Over the past few years, driven by expectations that AI will transform various industries and significantly boost productivity, U.S. stocks have continued to rise, led by chip manufacturers, cloud computing firms, and generative AI developers, with the S&P 500 repeatedly hitting record highs.
Increased exposure to AI-related assets using a ‘basket’ approach.
Jones stated that he has recently increased his investments in AI-related assets but did not disclose specific purchase timing or target stocks. He emphasized that as a macro trader, his usual practice is to buy a basket of related assets rather than betting on individual stocks.
“I am a macro trader, so I just buy baskets,” he said. “All I want to say is that this is a wild, wild era… I always like to look for historical precedents.”
Against the backdrop of AI still being in its early stages of development, Jones’s statement both confirms the logic of the current bull market and implies concerns about overheated valuations—a stance that combines optimism with caution, perhaps reflecting the mindset of many institutional investors at present.
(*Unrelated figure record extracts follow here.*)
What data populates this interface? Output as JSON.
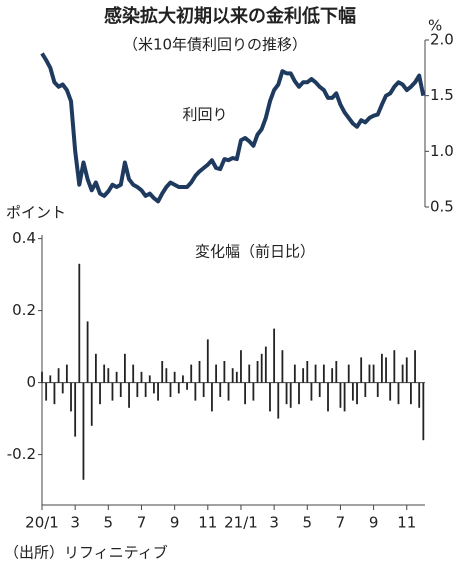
{
  "chart_data": [
    {
      "type": "line",
      "title": "感染拡大初期以来の金利低下幅",
      "subtitle": "（米10年債利回りの推移）",
      "label": "利回り",
      "y_unit": "%",
      "color": "#1f3a5f",
      "y_axis_side": "right",
      "x": [
        0,
        0.25,
        0.5,
        0.75,
        1,
        1.25,
        1.5,
        1.75,
        2,
        2.25,
        2.5,
        2.75,
        3,
        3.25,
        3.5,
        3.75,
        4,
        4.25,
        4.5,
        4.75,
        5,
        5.25,
        5.5,
        5.75,
        6,
        6.25,
        6.5,
        6.75,
        7,
        7.25,
        7.5,
        7.75,
        8,
        8.25,
        8.5,
        8.75,
        9,
        9.25,
        9.5,
        9.75,
        10,
        10.25,
        10.5,
        10.75,
        11,
        11.25,
        11.5,
        11.75,
        12,
        12.25,
        12.5,
        12.75,
        13,
        13.25,
        13.5,
        13.75,
        14,
        14.25,
        14.5,
        14.75,
        15,
        15.25,
        15.5,
        15.75,
        16,
        16.25,
        16.5,
        16.75,
        17,
        17.25,
        17.5,
        17.75,
        18,
        18.25,
        18.5,
        18.75,
        19,
        19.25,
        19.5,
        19.75,
        20,
        20.25,
        20.5,
        20.75,
        21,
        21.25,
        21.5,
        21.75,
        22,
        22.25,
        22.5,
        22.75,
        23
      ],
      "values": [
        1.88,
        1.82,
        1.75,
        1.62,
        1.58,
        1.6,
        1.55,
        1.45,
        1.0,
        0.7,
        0.9,
        0.75,
        0.65,
        0.72,
        0.62,
        0.6,
        0.64,
        0.7,
        0.68,
        0.7,
        0.9,
        0.75,
        0.7,
        0.68,
        0.65,
        0.6,
        0.62,
        0.58,
        0.55,
        0.62,
        0.68,
        0.72,
        0.7,
        0.68,
        0.68,
        0.68,
        0.72,
        0.78,
        0.82,
        0.85,
        0.88,
        0.92,
        0.85,
        0.84,
        0.93,
        0.92,
        0.94,
        0.93,
        1.1,
        1.12,
        1.09,
        1.05,
        1.15,
        1.2,
        1.3,
        1.45,
        1.55,
        1.6,
        1.72,
        1.7,
        1.7,
        1.63,
        1.58,
        1.62,
        1.62,
        1.65,
        1.62,
        1.58,
        1.55,
        1.48,
        1.48,
        1.52,
        1.42,
        1.35,
        1.3,
        1.25,
        1.22,
        1.28,
        1.26,
        1.3,
        1.32,
        1.33,
        1.42,
        1.5,
        1.52,
        1.58,
        1.62,
        1.6,
        1.55,
        1.58,
        1.62,
        1.68,
        1.5
      ],
      "xlim": [
        0,
        23.1
      ],
      "ylim": [
        0.5,
        2.0
      ],
      "yticks": [
        0.5,
        {
          "value": 1,
          "label": "1.0"
        },
        1.5,
        {
          "value": 2,
          "label": "2.0"
        }
      ]
    },
    {
      "type": "bar",
      "label": "変化幅（前日比）",
      "y_unit": "ポイント",
      "color": "#222222",
      "x": [
        0,
        0.25,
        0.5,
        0.75,
        1,
        1.25,
        1.5,
        1.75,
        2,
        2.25,
        2.5,
        2.75,
        3,
        3.25,
        3.5,
        3.75,
        4,
        4.25,
        4.5,
        4.75,
        5,
        5.25,
        5.5,
        5.75,
        6,
        6.25,
        6.5,
        6.75,
        7,
        7.25,
        7.5,
        7.75,
        8,
        8.25,
        8.5,
        8.75,
        9,
        9.25,
        9.5,
        9.75,
        10,
        10.25,
        10.5,
        10.75,
        11,
        11.25,
        11.5,
        11.75,
        12,
        12.25,
        12.5,
        12.75,
        13,
        13.25,
        13.5,
        13.75,
        14,
        14.25,
        14.5,
        14.75,
        15,
        15.25,
        15.5,
        15.75,
        16,
        16.25,
        16.5,
        16.75,
        17,
        17.25,
        17.5,
        17.75,
        18,
        18.25,
        18.5,
        18.75,
        19,
        19.25,
        19.5,
        19.75,
        20,
        20.25,
        20.5,
        20.75,
        21,
        21.25,
        21.5,
        21.75,
        22,
        22.25,
        22.5,
        22.75,
        23
      ],
      "values": [
        0.03,
        -0.05,
        0.02,
        -0.06,
        0.04,
        -0.03,
        0.05,
        -0.08,
        -0.15,
        0.33,
        -0.27,
        0.17,
        -0.12,
        0.08,
        -0.06,
        0.05,
        0.04,
        -0.05,
        0.03,
        -0.04,
        0.08,
        -0.07,
        0.05,
        -0.04,
        0.03,
        -0.04,
        0.02,
        -0.03,
        -0.05,
        0.06,
        0.04,
        -0.04,
        0.03,
        -0.03,
        0.02,
        -0.02,
        0.05,
        -0.05,
        0.06,
        -0.04,
        0.12,
        -0.08,
        0.05,
        -0.04,
        0.06,
        -0.05,
        0.04,
        0.03,
        0.09,
        -0.06,
        0.05,
        -0.05,
        0.06,
        0.08,
        0.1,
        -0.08,
        0.15,
        -0.1,
        0.09,
        -0.06,
        -0.07,
        0.05,
        -0.06,
        0.04,
        0.06,
        -0.05,
        0.05,
        -0.04,
        0.05,
        -0.08,
        0.04,
        0.06,
        -0.07,
        -0.08,
        0.05,
        -0.05,
        -0.06,
        0.07,
        -0.04,
        0.05,
        0.05,
        -0.04,
        0.08,
        0.07,
        -0.05,
        0.09,
        -0.06,
        0.05,
        0.07,
        -0.06,
        0.09,
        -0.07,
        -0.16
      ],
      "xlim": [
        0,
        23.1
      ],
      "ylim": [
        -0.34,
        0.41
      ],
      "xticks": [
        {
          "value": 0,
          "label": "20/1"
        },
        {
          "value": 2,
          "label": "3"
        },
        {
          "value": 4,
          "label": "5"
        },
        {
          "value": 6,
          "label": "7"
        },
        {
          "value": 8,
          "label": "9"
        },
        {
          "value": 10,
          "label": "11"
        },
        {
          "value": 12,
          "label": "21/1"
        },
        {
          "value": 14,
          "label": "3"
        },
        {
          "value": 16,
          "label": "5"
        },
        {
          "value": 18,
          "label": "7"
        },
        {
          "value": 20,
          "label": "9"
        },
        {
          "value": 22,
          "label": "11"
        }
      ],
      "yticks": [
        -0.2,
        0,
        0.2,
        0.4
      ]
    }
  ],
  "source": "（出所）リフィニティブ"
}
Warsh Taking Office as Fed Chair Renders Rate Cuts ‘Impossible’
Jones made it clear that Warsh, who is about to take over the Federal Reserve, will not pursue a rate-cutting path. Against the backdrop of persistently higher-than-target inflation, a rate hike is instead more likely. The market generally expects no action for now.
Jones bluntly stated, “Will he cut interest rates? Impossible.” He also emphasized that Warsh will face numerous constraints before the general election.
Although Warsh himself does not hide his acknowledgment of the rate-cutting path, he is about to face a Federal Open Market Committee (FOMC) with internal divisions reaching their highest level in nearly 34 years. Several regional Fed presidents have already objected to the wording in the policy statement hinting at further rate cuts.
The current macroeconomic backdrop also does not favor rate cuts. Jones pointed out that the conflict between the US and Iran, along with Trump’s tariff policies, continues to push inflation above the Federal Reserve’s 2% target. Meanwhile, the labor market has stabilized, further reducing the necessity for easing policies.
The Federal Reserve’s current target range for the federal funds rate remains at 3.5% to 3.75%, unchanged since December of last year. According to the CME Group’s FedWatch tool, traders currently expect the Federal Reserve to keep interest rates unchanged throughout the year, with probabilities of rate cuts and hikes being roughly equal and both at relatively low levels.